22 Dec 2006
Self-styled "milestone" is an optical device that delays light transmission on silicon; improves potential for all-optical computing.
Scientists at IBM have this week announced that they have built an optical device on silicon which is capable of delaying the flow of light on a silicon chip. Thhis is a stepping stone towards any future all-optical computer.
Researchers have long known that the use of optical instead of electrical signals for transferring data within a computer chip might result in significant performance enhancements since light signals can carry more information faster. Yet, "buffering" or temporarily holding data on the chip is critical in controlling the flow of information, so a means for doing so with light signals is necessary. In work announced this week, IBM believes it has achieved just such a means for buffering optical signals on a chip.
"Today's more powerful microprocessors are capable of performing much more work if we can find a way to increase the flow of information within a computer," said Tze-Chiang "TC" Chen, vice president Science and Technology for IBM Research. "As more and more data is capable of being processed on a chip, we believe optical communications will eliminate these bottlenecks. As a result, the focus in high-performance computing is shifting from improvements in computation to those in communication within the system."
Long delays can be achieved by passing light through optical fibers. However, the current "delay line" devices for doing so are too large for use on a microchip, where space is precious and expensive. For practical on-chip integration, the area of a delay line should be well below 1 mm2 and its construction should be compatible with current chip manufacturing techniques.

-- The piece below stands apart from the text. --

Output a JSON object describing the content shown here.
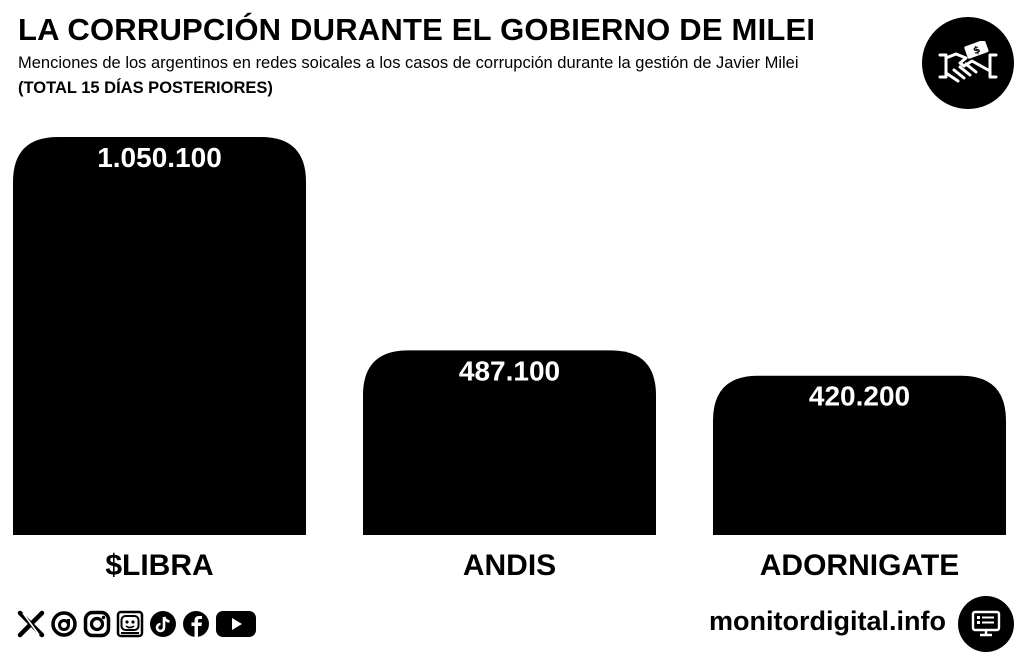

IBM scientists were able to meet this size restriction and achieve the necessary level of control of the light signal by passing it through a new form of silicon-based optical delay line built of up to 100 cascaded "micro-ring resonators", built using current silicon complementary metal-oxide-semiconductor (CMOS) fabrication tools. When the optical waveguide is curved to form a ring, light is forced to circle multiple times, delaying its travel.
The optical buffer device based on this simple concept can briefly store 10 bits of optical information within an area of 0.03 mm2 equivalent to 10% of the storage density of a floppy disk, and a significantt improvement on all previous results. IBM says this advance could potentially lead to integrating hundreds of such devices on a single silicon chip. This would be an important step towards on-chip optical communications.
The report on this work Ultra-compact optical buffers on a silicon chip by Fengnian Xia, Lidija Sekaric and Yurii Vlasov of IBM's T.J.Watson Research Center in Yorktown Heights, N.Y. is published today (December 22) in new journal Nature Photonics. The research and development has been partially supported by the US Defense Advanced Research Projects Agency (DARPA) through the Defense Sciences Office program "Slowing, Storing and Processing Light".